Great Britain is a respectable country with the 6th largest economy in the world, but unfortunately, Great Britain is not a space power. Even the first British astronaut (actually a cosmonaut), confectioner Helen Sharman, was sent into orbit at the expense of private companies, the national lottery (!) and thanks to the personal participation of the first and last president of the USSR, Mikhail Gorbachev, who promised that the Soviet Union would still launch a British woman in space, despite the lack of money.

Virgin Orbit LauncherOne

The situation is the same with their own space industry. The first and last satellite launch from the territory of Great Britain – Prospero X-3 – happened only on October 28, 1971, after which the Black Arrow missile program was stopped. And although Great Britain is part of the European Space Agency and even pays about 9% of its budget, the United Kingdom does not have the ability to independently launch satellites.

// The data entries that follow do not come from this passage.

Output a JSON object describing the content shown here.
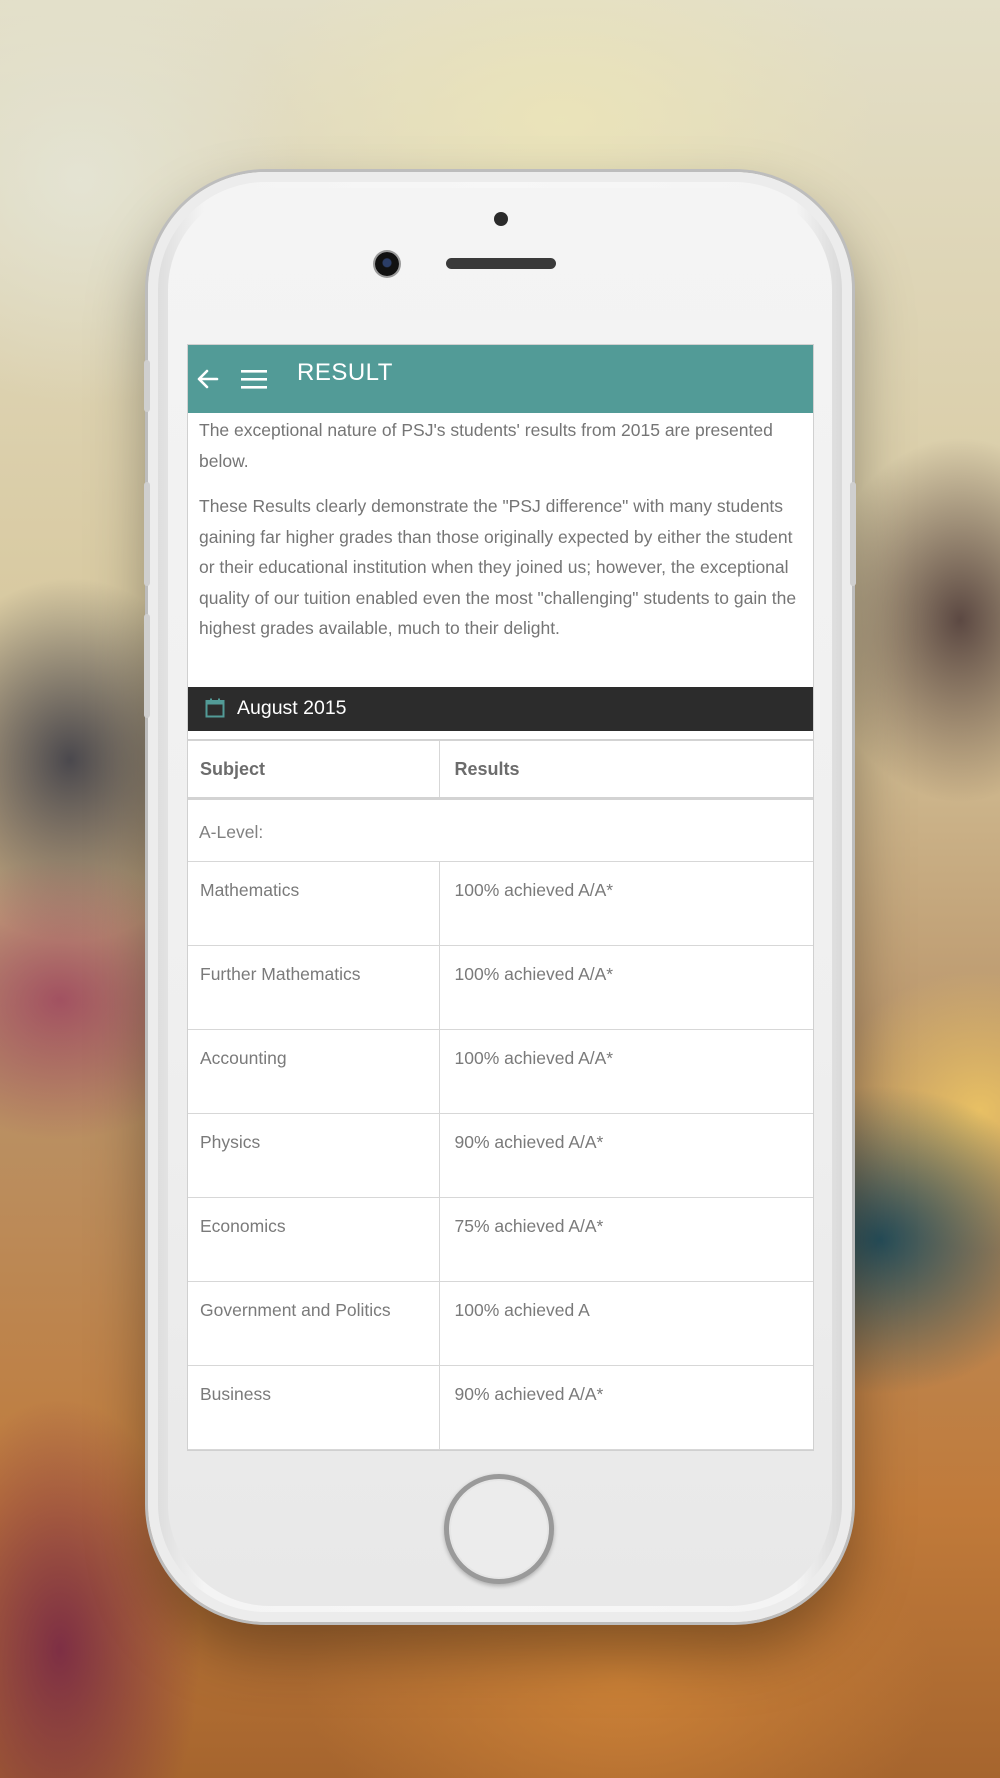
{
  "app": {
    "title": "RESULT",
    "back_icon": "arrow-left-icon",
    "menu_icon": "hamburger-menu-icon",
    "header_color": "#529b97"
  },
  "intro": {
    "paragraph1": "The exceptional nature of PSJ's students' results from 2015 are presented below.",
    "paragraph2": "These Results clearly demonstrate the \"PSJ difference\" with many students gaining far higher grades than those originally expected by either the student or their educational institution when they joined us; however, the exceptional quality of our tuition enabled even the most \"challenging\" students to gain the highest grades available, much to their delight."
  },
  "date_section": {
    "icon": "calendar-icon",
    "label": "August 2015",
    "bar_color": "#2c2c2c",
    "icon_color": "#529b97"
  },
  "table": {
    "headers": [
      "Subject",
      "Results"
    ],
    "section_label": "A-Level:",
    "rows": [
      {
        "subject": "Mathematics",
        "result": "100% achieved A/A*"
      },
      {
        "subject": "Further Mathematics",
        "result": "100% achieved A/A*"
      },
      {
        "subject": "Accounting",
        "result": "100% achieved A/A*"
      },
      {
        "subject": "Physics",
        "result": "90% achieved A/A*"
      },
      {
        "subject": "Economics",
        "result": "75% achieved A/A*"
      },
      {
        "subject": "Government and Politics",
        "result": "100% achieved A"
      },
      {
        "subject": "Business",
        "result": "90% achieved A/A*"
      }
    ]
  }
}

That’s why Richard Branson’s proposal to move LauncherOne launches from the Mojave Desert (USA) to Cornwall, and thus make the first launch of a satellite from Great Britain since 1971, sounded tempting. On the other hand, this is not exactly a launch from the territory, rather from an air space, because the Virgin Orbit LauncherOne is an air launch from under the wings of the Boeing 747 Cosmic Girl. And it’s also a very simple way to call any airport capable of receiving a Boeing 747 a spaceport.

Virgin Orbit LauncherOne

The economic feasibility of Virgin Orbit LauncherOne remains in question. LauncherOne puts only 500 kg of payload into low Earth orbit, and should only become profitable with dozens of launches per year. Unfortunately, since May 2020, LauncherOne has launched only 6 times, with 2 launches ending in fiasco. It is not surprising that after the failure of the Start Me Up”mission (named after a song by The Rolling Stones, by the way), Virgin Orbit shares fell 30%.